Jeanne follows each biblical story with questions and/or meditation topics to pray and/or reflect about for widows, and then different meditation topics for all readers. Then, Jane and Anne talk openly and frequently movingly about an issue or topic raised in the story, using their own lives as illustrations.
For example, after Jeanne tells the story of the widow with two coins (Mark 12:38-44; Luke 21:1-4), Jane and then Anne each share the issues about money that each has had to work through.

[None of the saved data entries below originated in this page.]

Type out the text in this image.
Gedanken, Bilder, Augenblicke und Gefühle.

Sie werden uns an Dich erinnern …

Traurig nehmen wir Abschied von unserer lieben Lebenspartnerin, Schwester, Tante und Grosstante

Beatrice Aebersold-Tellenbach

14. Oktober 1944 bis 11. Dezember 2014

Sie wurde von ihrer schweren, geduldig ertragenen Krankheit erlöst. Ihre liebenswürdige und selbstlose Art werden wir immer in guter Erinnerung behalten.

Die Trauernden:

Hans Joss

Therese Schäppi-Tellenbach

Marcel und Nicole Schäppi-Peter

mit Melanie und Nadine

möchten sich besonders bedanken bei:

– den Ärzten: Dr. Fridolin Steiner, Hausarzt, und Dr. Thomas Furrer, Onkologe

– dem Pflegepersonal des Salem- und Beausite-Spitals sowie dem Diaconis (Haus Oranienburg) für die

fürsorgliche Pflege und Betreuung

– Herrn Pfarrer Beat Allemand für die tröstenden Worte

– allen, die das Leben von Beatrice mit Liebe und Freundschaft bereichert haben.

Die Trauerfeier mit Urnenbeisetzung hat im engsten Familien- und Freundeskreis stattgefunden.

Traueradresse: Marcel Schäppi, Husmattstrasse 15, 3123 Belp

As one reads the chapters, one gains—or gleans—a fuller understanding of what it is to be a widow, because Jane and Anne share moments of their lives with the reader. Soon, the reader is invited into their lives as a family friend trusted to hear the truth. Through Jane and Anne’s courage and clear writing, one is moved at their strength and by what each woman has gone through.
The end of their prologue reads, “In gleaning, may you who are widows find yourselves becoming members of a wider circle of sister-widows who understand, support and love one another. And whoever you are, may you discover, as we have, the astounding richness of the Bible in revealing both the concerns and the life-giving friendship of widows.” (xviii)
For widows, chaplains, and clergy, this is a practical and useful book. The material is authentic, genuine, and helpful. It is a resource for chaplains and clergy for their own work with widows; it is a resource for widows themselves, and it is well done.
Parkerton, Jane J., K. Jeanne Person, Anne Winchell Silver. Where You Go, There I Shall: Gleanings from the Stories of Biblical Widows, (Cowley Publications, Cambridge, 2005) pp. 129.
Reverend Stephen Harding, STM, BCC, is an Episcopal Priest in the Diocese of New York. He is the Director of Pastoral Care at NYU Medical Center, a HealthCare Chaplaincy partner institution.